Sorry to break the news, Christians, but there is no evidence whatsoever that first century Jews were immune to mental illness and hallucinations. (Even mentally healthy people can have hallucinations when they are sleep deprived, emotionally distraught, have a high fever, etc.). All it took was just one disciple to hallucinate seeing a flesh and blood resurrected Jesus and that belief will remain real to him even after the hallucination is over.
The “No First Century Jew Would Believe or Do Such and Such” generalization falls flat on its face.

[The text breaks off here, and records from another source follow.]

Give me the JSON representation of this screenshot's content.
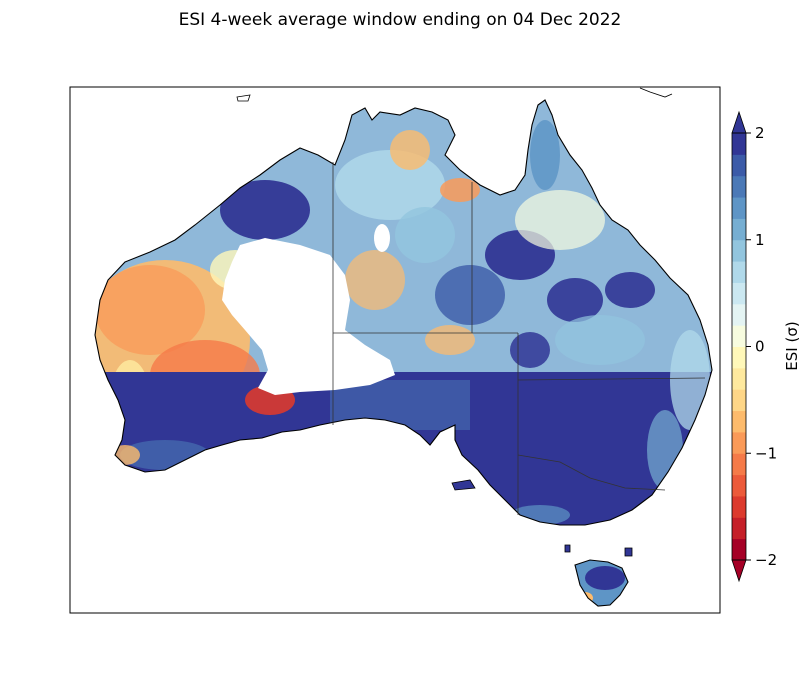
{
  "title": "ESI 4-week average window ending on 04 Dec 2022",
  "colorbar": {
    "label": "ESI (σ)",
    "min": -2,
    "max": 2,
    "ticks": [
      {
        "value": 2,
        "label": "2"
      },
      {
        "value": 1,
        "label": "1"
      },
      {
        "value": 0,
        "label": "0"
      },
      {
        "value": -1,
        "label": "−1"
      },
      {
        "value": -2,
        "label": "−2"
      }
    ],
    "extend": "both",
    "levels": 20,
    "colors": [
      "#a50026",
      "#c51f28",
      "#dc3a2d",
      "#ec5a3a",
      "#f57a48",
      "#fa9a58",
      "#fdbb6c",
      "#fed687",
      "#fee99e",
      "#fff8b9",
      "#f7fcdf",
      "#e4f4f3",
      "#cbe8f1",
      "#b0d9ea",
      "#92c5de",
      "#76aed2",
      "#5e95c6",
      "#4b79b7",
      "#3c5ba8",
      "#313695"
    ]
  },
  "map": {
    "region": "Australia",
    "missing_data_color": "#ffffff"
  }
}
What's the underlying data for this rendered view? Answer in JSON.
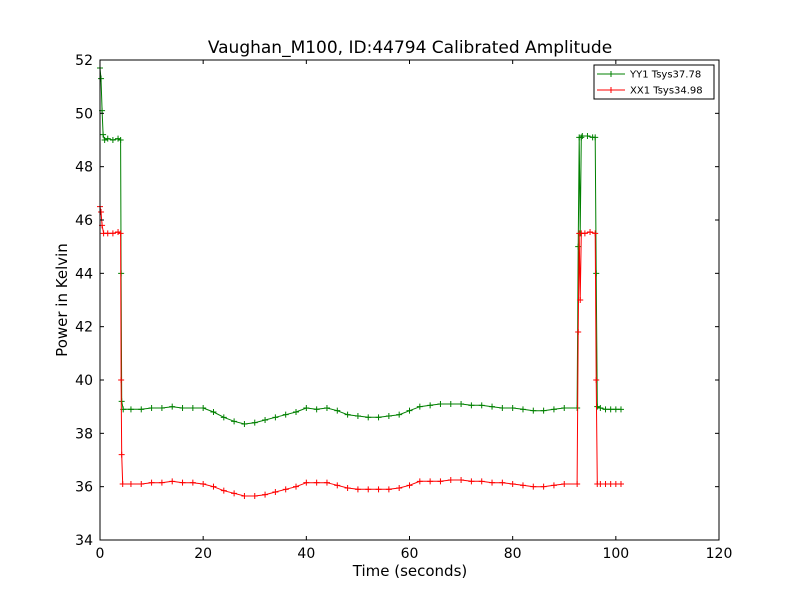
{
  "chart_data": {
    "type": "line",
    "title": "Vaughan_M100, ID:44794 Calibrated Amplitude",
    "xlabel": "Time (seconds)",
    "ylabel": "Power in Kelvin",
    "xlim": [
      0,
      120
    ],
    "ylim": [
      34,
      52
    ],
    "xticks": [
      0,
      20,
      40,
      60,
      80,
      100,
      120
    ],
    "yticks": [
      34,
      36,
      38,
      40,
      42,
      44,
      46,
      48,
      50,
      52
    ],
    "grid": false,
    "legend_position": "top-right",
    "markers": "plus",
    "series": [
      {
        "name": "YY1 Tsys37.78",
        "color": "#008000",
        "points": [
          [
            0.0,
            51.7
          ],
          [
            0.2,
            51.3
          ],
          [
            0.4,
            50.1
          ],
          [
            0.6,
            49.2
          ],
          [
            0.9,
            49.0
          ],
          [
            1.5,
            49.05
          ],
          [
            2.5,
            49.0
          ],
          [
            3.5,
            49.05
          ],
          [
            4.0,
            49.0
          ],
          [
            4.1,
            44.0
          ],
          [
            4.2,
            39.2
          ],
          [
            4.5,
            38.9
          ],
          [
            6,
            38.9
          ],
          [
            8,
            38.9
          ],
          [
            10,
            38.95
          ],
          [
            12,
            38.95
          ],
          [
            14,
            39.0
          ],
          [
            16,
            38.95
          ],
          [
            18,
            38.95
          ],
          [
            20,
            38.95
          ],
          [
            22,
            38.8
          ],
          [
            24,
            38.6
          ],
          [
            26,
            38.45
          ],
          [
            28,
            38.35
          ],
          [
            30,
            38.4
          ],
          [
            32,
            38.5
          ],
          [
            34,
            38.6
          ],
          [
            36,
            38.7
          ],
          [
            38,
            38.8
          ],
          [
            40,
            38.95
          ],
          [
            42,
            38.9
          ],
          [
            44,
            38.95
          ],
          [
            46,
            38.85
          ],
          [
            48,
            38.7
          ],
          [
            50,
            38.65
          ],
          [
            52,
            38.6
          ],
          [
            54,
            38.6
          ],
          [
            56,
            38.65
          ],
          [
            58,
            38.7
          ],
          [
            60,
            38.85
          ],
          [
            62,
            39.0
          ],
          [
            64,
            39.05
          ],
          [
            66,
            39.1
          ],
          [
            68,
            39.1
          ],
          [
            70,
            39.1
          ],
          [
            72,
            39.05
          ],
          [
            74,
            39.05
          ],
          [
            76,
            39.0
          ],
          [
            78,
            38.95
          ],
          [
            80,
            38.95
          ],
          [
            82,
            38.9
          ],
          [
            84,
            38.85
          ],
          [
            86,
            38.85
          ],
          [
            88,
            38.9
          ],
          [
            90,
            38.95
          ],
          [
            92.5,
            38.95
          ],
          [
            92.7,
            45.0
          ],
          [
            92.9,
            49.1
          ],
          [
            93.1,
            45.5
          ],
          [
            93.3,
            49.1
          ],
          [
            93.5,
            49.15
          ],
          [
            94.5,
            49.15
          ],
          [
            95.5,
            49.1
          ],
          [
            96.0,
            49.1
          ],
          [
            96.2,
            44.0
          ],
          [
            96.4,
            39.0
          ],
          [
            97,
            38.95
          ],
          [
            98,
            38.9
          ],
          [
            99,
            38.9
          ],
          [
            100,
            38.9
          ],
          [
            101,
            38.9
          ]
        ]
      },
      {
        "name": "XX1 Tsys34.98",
        "color": "#ff0000",
        "points": [
          [
            0.0,
            46.5
          ],
          [
            0.2,
            46.3
          ],
          [
            0.4,
            45.8
          ],
          [
            0.7,
            45.5
          ],
          [
            1.5,
            45.5
          ],
          [
            2.5,
            45.5
          ],
          [
            3.5,
            45.55
          ],
          [
            4.0,
            45.5
          ],
          [
            4.1,
            40.0
          ],
          [
            4.2,
            37.2
          ],
          [
            4.4,
            36.1
          ],
          [
            6,
            36.1
          ],
          [
            8,
            36.1
          ],
          [
            10,
            36.15
          ],
          [
            12,
            36.15
          ],
          [
            14,
            36.2
          ],
          [
            16,
            36.15
          ],
          [
            18,
            36.15
          ],
          [
            20,
            36.1
          ],
          [
            22,
            36.0
          ],
          [
            24,
            35.85
          ],
          [
            26,
            35.75
          ],
          [
            28,
            35.65
          ],
          [
            30,
            35.65
          ],
          [
            32,
            35.7
          ],
          [
            34,
            35.8
          ],
          [
            36,
            35.9
          ],
          [
            38,
            36.0
          ],
          [
            40,
            36.15
          ],
          [
            42,
            36.15
          ],
          [
            44,
            36.15
          ],
          [
            46,
            36.05
          ],
          [
            48,
            35.95
          ],
          [
            50,
            35.9
          ],
          [
            52,
            35.9
          ],
          [
            54,
            35.9
          ],
          [
            56,
            35.9
          ],
          [
            58,
            35.95
          ],
          [
            60,
            36.05
          ],
          [
            62,
            36.2
          ],
          [
            64,
            36.2
          ],
          [
            66,
            36.2
          ],
          [
            68,
            36.25
          ],
          [
            70,
            36.25
          ],
          [
            72,
            36.2
          ],
          [
            74,
            36.2
          ],
          [
            76,
            36.15
          ],
          [
            78,
            36.15
          ],
          [
            80,
            36.1
          ],
          [
            82,
            36.05
          ],
          [
            84,
            36.0
          ],
          [
            86,
            36.0
          ],
          [
            88,
            36.05
          ],
          [
            90,
            36.1
          ],
          [
            92.5,
            36.1
          ],
          [
            92.7,
            41.8
          ],
          [
            92.9,
            45.5
          ],
          [
            93.1,
            43.0
          ],
          [
            93.3,
            45.5
          ],
          [
            94,
            45.5
          ],
          [
            95,
            45.55
          ],
          [
            96.0,
            45.5
          ],
          [
            96.2,
            40.0
          ],
          [
            96.4,
            36.1
          ],
          [
            97,
            36.1
          ],
          [
            98,
            36.1
          ],
          [
            99,
            36.1
          ],
          [
            100,
            36.1
          ],
          [
            101,
            36.1
          ]
        ]
      }
    ]
  }
}
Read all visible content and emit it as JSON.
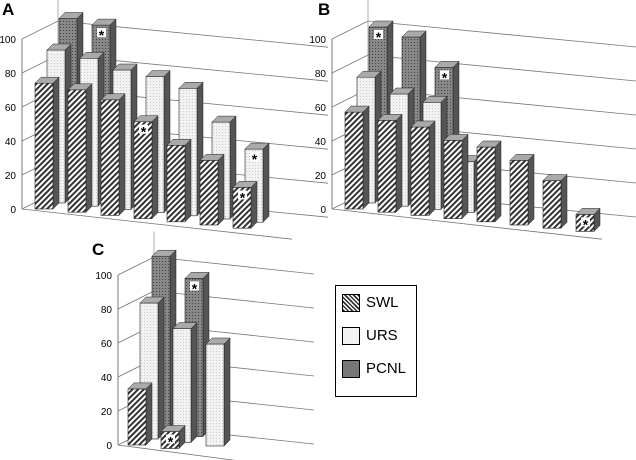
{
  "chart_data": [
    {
      "type": "bar",
      "title": "A",
      "ylim": [
        0,
        100
      ],
      "yticks": [
        0,
        20,
        40,
        60,
        80,
        100
      ],
      "series": [
        {
          "name": "SWL",
          "values": [
            74,
            72,
            68,
            57,
            45,
            38,
            24
          ],
          "stars": [
            3,
            6
          ]
        },
        {
          "name": "URS",
          "values": [
            90,
            87,
            82,
            80,
            75,
            57,
            43
          ],
          "stars": [
            6
          ]
        },
        {
          "name": "PCNL",
          "values": [
            105,
            103,
            null,
            null,
            null,
            null,
            null
          ],
          "stars": [
            1
          ]
        }
      ]
    },
    {
      "type": "bar",
      "title": "B",
      "ylim": [
        0,
        100
      ],
      "yticks": [
        0,
        20,
        40,
        60,
        80,
        100
      ],
      "series": [
        {
          "name": "SWL",
          "values": [
            57,
            54,
            52,
            46,
            44,
            38,
            28,
            10
          ],
          "stars": [
            7
          ]
        },
        {
          "name": "URS",
          "values": [
            74,
            66,
            63,
            30,
            null,
            null,
            null,
            null
          ],
          "stars": [
            3
          ]
        },
        {
          "name": "PCNL",
          "values": [
            100,
            96,
            80,
            null,
            null,
            null,
            null,
            null
          ],
          "stars": [
            0,
            2
          ]
        }
      ]
    },
    {
      "type": "bar",
      "title": "C",
      "ylim": [
        0,
        100
      ],
      "yticks": [
        0,
        20,
        40,
        60,
        80,
        100
      ],
      "series": [
        {
          "name": "SWL",
          "values": [
            33,
            10,
            null
          ],
          "stars": [
            1
          ]
        },
        {
          "name": "URS",
          "values": [
            80,
            67,
            60
          ],
          "stars": []
        },
        {
          "name": "PCNL",
          "values": [
            104,
            93,
            null
          ],
          "stars": [
            1
          ]
        }
      ]
    }
  ],
  "legend": [
    {
      "label": "SWL"
    },
    {
      "label": "URS"
    },
    {
      "label": "PCNL"
    }
  ],
  "star_symbol": "*"
}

Update 2/15/2017: I posted a couple of comments on Bart Ehrman’s blog about some of the issues discussed in Dr. Bombaro and Dr. Francisco’s book. Below is one comment and Ehrman’s response:
February 14, 2017
Here is a quote from “The Resurrection Fact”, a book recently published by my former denomination which expresses this position [that no Jew would believe in the bodily resurrection of one person without visual and tactile evidence]:
“Hansen [one of the authors] straightforwardly contradicts Luedemann’s theses [that the disciples had non-veridical visions] by substantiating that the New Testament witnesses operated in a Semitic philosophical tradition that was intensely tactile and defined by a biblical narrative in which God was providential and miraculously active in space and time. It was the apostle’s deep commitment to a Jewish worldview that provided them resources to recognize the difference between trauma-induced visions and a bodily resurrection. Indeed, biblical Judaism had a profound understanding of material reality and, relatedly, its antithesis in terms of nonphysical entities. What the earliest Jewish Christians proclaimed was a bodily resurrection, and no one more so than Paul who was himself “a Pharisee, descended from Pharisees” (Acts 23:6).” —Dr. John Bombaro in the Introduction
I run into this all the time in my discussion with Christians: “Unlike people today, first century Jews would never have done or believed X, Y, or Z.”